Retry Patterns
Retry patterns are fundamental to building resilient distributed systems. Network failures, transient service unavailability, and resource contention are inevitable in any distributed architecture. A well-designed retry mechanism can gracefully handle these failures without overwhelming downstream services or degrading user experience. This article covers exponential backoff, jitter, retry budgets, and integration with circuit breakers.
Exponential Backoff
Exponential backoff is the most basic retry strategy. After a failure, the system waits an increasing amount of time before each subsequent retry. The wait time typically doubles with each attempt: 100ms, 200ms, 400ms, 800ms, and so on, up to a maximum delay. This prevents the retry storm problem, where many clients retry simultaneously and overwhelm an already-stressed service.
The formula is straightforward: `delay = base_delay * (2 ^ attempt)`. Most implementations also cap the maximum delay to prevent excessively long waits. Common base delays range from 50ms to 500ms, with maximum delays typically between 10 and 60 seconds.
The Importance of Jitter
Pure exponential backoff can cause a phenomenon called thundering herd. When a service recovers after an outage, all clients may retry at exactly the same interval, creating a synchronous wave of requests that can overwhelm the service again. Jitter adds randomness to the delay calculation, spreading retry attempts across time.
The most effective jitter strategy is "full jitter": `delay = random_between(0, min(cap, base * 2 ^ attempt))`. This spreads retries evenly across the interval window. Amazon's AWS SDKs and Google's client libraries use variants of this approach. Full jitter dramatically reduces the probability of synchronized retries.
Retry Budgets
Not all failures justify retries. A retry budget limits the total number of retries a service will attempt within a time window. When the budget is exhausted, further retries are rejected immediately, and the error propagates to the caller. Retry budgets prevent a cascade of retries from amplifying an outage.

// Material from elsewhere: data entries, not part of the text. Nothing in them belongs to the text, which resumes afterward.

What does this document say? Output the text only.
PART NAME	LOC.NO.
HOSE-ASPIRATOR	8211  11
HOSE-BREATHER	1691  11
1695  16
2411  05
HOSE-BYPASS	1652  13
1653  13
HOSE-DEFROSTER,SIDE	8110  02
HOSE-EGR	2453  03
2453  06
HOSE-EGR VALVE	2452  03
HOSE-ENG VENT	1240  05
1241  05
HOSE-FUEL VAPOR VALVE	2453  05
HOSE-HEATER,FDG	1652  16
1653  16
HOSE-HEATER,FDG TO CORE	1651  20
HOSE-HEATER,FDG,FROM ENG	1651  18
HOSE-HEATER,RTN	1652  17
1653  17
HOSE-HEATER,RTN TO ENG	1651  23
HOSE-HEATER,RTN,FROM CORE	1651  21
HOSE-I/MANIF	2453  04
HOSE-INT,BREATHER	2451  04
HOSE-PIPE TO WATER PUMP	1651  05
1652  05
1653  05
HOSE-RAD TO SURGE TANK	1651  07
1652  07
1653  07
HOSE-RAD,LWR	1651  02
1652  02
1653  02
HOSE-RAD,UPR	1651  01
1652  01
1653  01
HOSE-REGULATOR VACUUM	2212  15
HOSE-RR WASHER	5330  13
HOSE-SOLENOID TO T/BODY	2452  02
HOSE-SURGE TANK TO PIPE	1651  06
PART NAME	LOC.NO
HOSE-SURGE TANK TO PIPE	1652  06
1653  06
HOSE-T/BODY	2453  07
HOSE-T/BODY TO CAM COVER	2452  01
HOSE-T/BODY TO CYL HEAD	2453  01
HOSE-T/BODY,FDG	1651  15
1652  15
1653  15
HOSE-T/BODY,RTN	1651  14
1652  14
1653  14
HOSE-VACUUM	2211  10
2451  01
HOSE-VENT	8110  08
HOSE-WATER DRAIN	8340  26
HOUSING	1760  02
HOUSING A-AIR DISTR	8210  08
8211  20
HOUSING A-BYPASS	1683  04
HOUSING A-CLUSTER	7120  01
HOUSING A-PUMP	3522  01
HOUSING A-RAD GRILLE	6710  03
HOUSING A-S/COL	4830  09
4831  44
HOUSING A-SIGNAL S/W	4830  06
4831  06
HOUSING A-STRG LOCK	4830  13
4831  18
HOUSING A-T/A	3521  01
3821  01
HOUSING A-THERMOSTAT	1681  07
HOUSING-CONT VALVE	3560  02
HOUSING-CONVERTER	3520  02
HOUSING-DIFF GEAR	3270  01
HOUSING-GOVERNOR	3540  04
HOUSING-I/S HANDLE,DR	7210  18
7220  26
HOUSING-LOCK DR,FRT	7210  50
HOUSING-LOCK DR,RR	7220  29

A common implementation tracks retry attempts as a fraction of total requests. If retries exceed, say, 20% of requests in a one-minute window, additional retries are blocked. This protects both the calling service (from wasting resources on likely-to-fail requests) and the downstream service (from receiving excessive retry traffic).
Circuit Breaker Integration
Retries and circuit breakers are complementary patterns with a critical interaction. A circuit breaker should open when retries consistently fail, preventing further retries until the downstream service has time to recover. Without this integration, retries can prevent a circuit breaker from opening by absorbing failures that would otherwise trigger the breaker.
The typical pattern is: retry within the circuit breaker's closed state. If retries continue to fail, the circuit breaker opens and subsequent requests fail fast without attempting retries. After the circuit breaker's timeout period, it transitions to half-open, allowing limited retries to test recovery.
Idempotency and Retries
A fundamental requirement for safe retries is idempotency. If the first request succeeded but the response was lost, a retry will execute the operation again. Idempotent operations are essential. Idempotency keys, idempotent PUT operations, and database upserts are common techniques.
Configuration Best Practices
Retry policies should be configurable per dependency. A critical database query might justify more aggressive retries than a non-essential analytics call. Monitor retry rates, success rates, and latency impact. If retries account for a significant portion of traffic, investigate the root cause rather than tuning retry parameters.
Modern resilience libraries like Resilience4j, Polly (.NET), and Tenacity (Python) provide composable retry, circuit breaker, and bulkhead decorators with built-in metrics. Using these libraries standardizes retry behavior across services and provides consistent observability.
Retries are a powerful tool, but they are not a substitute for addressing underlying reliability issues. Used judiciously with backoff, jitter, budgets, and circuit breakers, they make distributed systems gracefully resilient to transient failures.